Well, although I've always adopted Stallman's insistence that free software is an ethical position rather than a practical or technical one (a-la Eric Raymond), I'm unsure where I stand on this ambiguity. At the moment I'm inclined to say that nobody has a natural right to dictate what you can and cannot do with information they produce, but that society can forgo certain freedoms if the consequences are better than the alternative (as is the spirit of most copyright law). OK, so if we're concerned with advocating rules such as "you may restrict society's rights to use, copy and modify your information if the consequences are better than unfettered rights" then we need to determine what consequences we're interested in.
There are obvious technical and political consequences that are often discussed - proprietary software may be worse, I need to modify the software I use, I need to be sure nobody is spying on me, my government shouldn't be tied to one software vendor, and so on. But when you step into the world of culture, these don't always apply, and even where they do most current free culture schemes have nothing to say. For instance, Creative Commons licenses say nothing about releasing the source files to a piece of music, so a musician looking to remix may have the right but not the ideal resources to exercise that right. This is where I'm then inclined to talk about virtues instead - Creative Commons at least promotes sharing, creativity, commonality and so on.
So here's my idea at the moment: we start with the claim that nobody has any natural property rights over non-rivalrous goods like information. We then say that society can extend property rights that are conditional, according to rules of consequence. There are then three categories of consequences to consider: those that concern human rights (political, economic, social, cultural); those that concern our everyday needs (technical, practical, etc.); and those that concern virtues conducive to human flourishing (sharing, creativity, etc.).

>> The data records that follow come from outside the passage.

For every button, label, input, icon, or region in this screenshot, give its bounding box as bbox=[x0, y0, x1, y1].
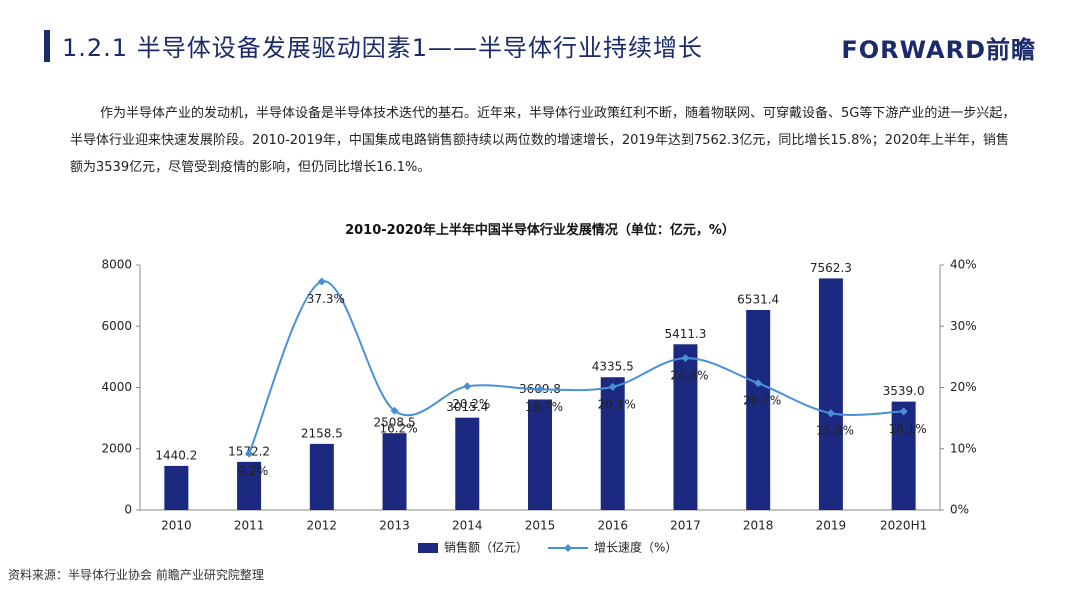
line bbox=[248, 280, 904, 455]
x-tick-label: 2014 bbox=[452, 519, 483, 533]
bar bbox=[528, 399, 552, 510]
y-tick-label: 4000 bbox=[101, 380, 132, 394]
line-label: 19.7% bbox=[525, 400, 563, 414]
line-label: 20.7% bbox=[743, 394, 781, 408]
legend-label: 增长速度（%） bbox=[594, 540, 677, 555]
line-marker bbox=[826, 409, 835, 418]
bar-label: 2508.5 bbox=[374, 416, 416, 430]
line-marker bbox=[463, 382, 472, 391]
line-marker bbox=[754, 379, 763, 388]
bar-label: 3015.4 bbox=[446, 400, 488, 414]
line-marker bbox=[899, 407, 908, 416]
legend-label: 销售额（亿元） bbox=[444, 540, 528, 555]
line-label: 20.1% bbox=[598, 397, 636, 411]
y-tick-label: 8000 bbox=[101, 258, 132, 272]
line-label: 20.2% bbox=[452, 397, 490, 411]
title-bar bbox=[44, 30, 50, 62]
bar-label: 6531.4 bbox=[737, 292, 779, 306]
logo: FORWARD前瞻 bbox=[841, 36, 1036, 64]
slide-title: 1.2.1 半导体设备发展驱动因素1——半导体行业持续增长 bbox=[62, 34, 703, 62]
y2-tick-label: 30% bbox=[950, 319, 977, 333]
legend-swatch bbox=[564, 544, 572, 552]
line-label: 37.3% bbox=[307, 292, 345, 306]
chart-title: 2010-2020年上半年中国半导体行业发展情况（单位：亿元，%） bbox=[345, 223, 735, 238]
x-tick-label: 2012 bbox=[307, 519, 338, 533]
bar-label: 5411.3 bbox=[664, 327, 706, 341]
x-tick-label: 2010 bbox=[161, 519, 192, 533]
bar bbox=[818, 278, 843, 510]
bar bbox=[673, 344, 698, 510]
x-tick-label: 2011 bbox=[234, 519, 265, 533]
line-marker bbox=[536, 385, 544, 394]
y-tick-label: 0 bbox=[124, 503, 132, 517]
x-tick-label: 2019 bbox=[816, 519, 847, 533]
line-label: 9.2% bbox=[238, 464, 269, 478]
y-tick-label: 6000 bbox=[101, 319, 132, 333]
bar-label: 4335.5 bbox=[592, 360, 634, 374]
y2-tick-label: 10% bbox=[950, 441, 977, 455]
legend-swatch bbox=[418, 543, 438, 553]
y2-tick-label: 20% bbox=[950, 380, 977, 394]
bar-label: 7562.3 bbox=[810, 261, 852, 275]
bar bbox=[600, 377, 625, 510]
y2-tick-label: 0% bbox=[950, 503, 969, 517]
bar bbox=[746, 309, 771, 510]
x-tick-label: 2020H1 bbox=[880, 519, 927, 533]
bar-label: 2158.5 bbox=[301, 426, 343, 440]
bar bbox=[309, 443, 334, 510]
y-tick-label: 2000 bbox=[101, 441, 132, 455]
bar-label: 3539.0 bbox=[883, 384, 925, 398]
x-tick-label: 2017 bbox=[670, 519, 701, 533]
line-marker bbox=[681, 354, 690, 363]
line-label: 15.8% bbox=[816, 424, 854, 438]
line-marker bbox=[608, 382, 617, 391]
bar bbox=[455, 417, 480, 510]
line-marker bbox=[390, 406, 399, 415]
bar bbox=[237, 461, 262, 510]
paragraph: 作为半导体产业的发动机，半导体设备是半导体技术迭代的基石。近年来，半导体行业政策… bbox=[70, 106, 1016, 175]
line-label: 24.8% bbox=[670, 369, 708, 383]
x-tick-label: 2015 bbox=[525, 519, 556, 533]
bar bbox=[891, 401, 916, 510]
x-tick-label: 2013 bbox=[379, 519, 410, 533]
line-marker bbox=[245, 449, 254, 458]
x-tick-label: 2016 bbox=[597, 519, 628, 533]
source: 资料来源：半导体行业协会 前瞻产业研究院整理 bbox=[8, 568, 264, 582]
line-label: 16.2% bbox=[379, 421, 417, 435]
y2-tick-label: 40% bbox=[950, 258, 977, 272]
bar bbox=[382, 433, 407, 510]
line-marker bbox=[317, 277, 326, 286]
line-label: 16.1% bbox=[889, 422, 927, 436]
x-tick-label: 2018 bbox=[743, 519, 774, 533]
bar bbox=[164, 465, 189, 510]
bar-label: 1440.2 bbox=[155, 448, 197, 462]
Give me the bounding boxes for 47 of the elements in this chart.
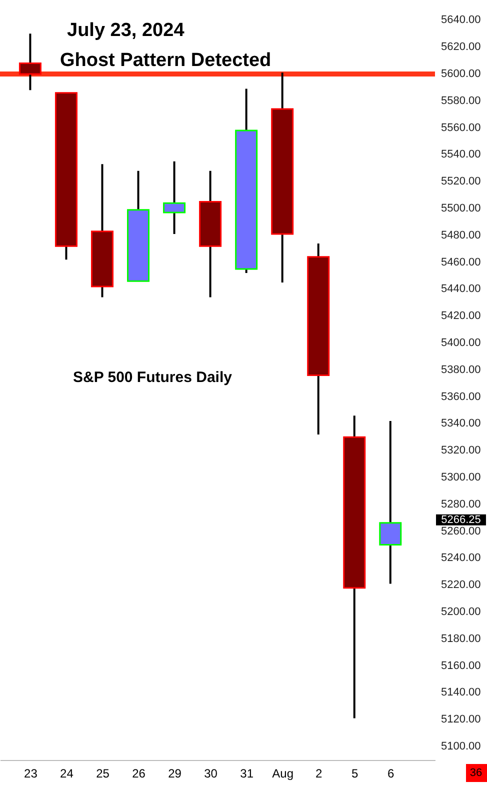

We can then say that the current UK copyright term of life plus 70 years is unethical because it protects no human rights, and it only meets the everyday needs and promotes the virtues for a small minority of the population.
On that final note, if you're in the UK and you agree that the current copyright terms are daft, consider adding your testimony to Free Culture UK's new petition, which we'll present to MPs around the country and to the Minister for Creative Industries and Tourism (currently James Purnell MP).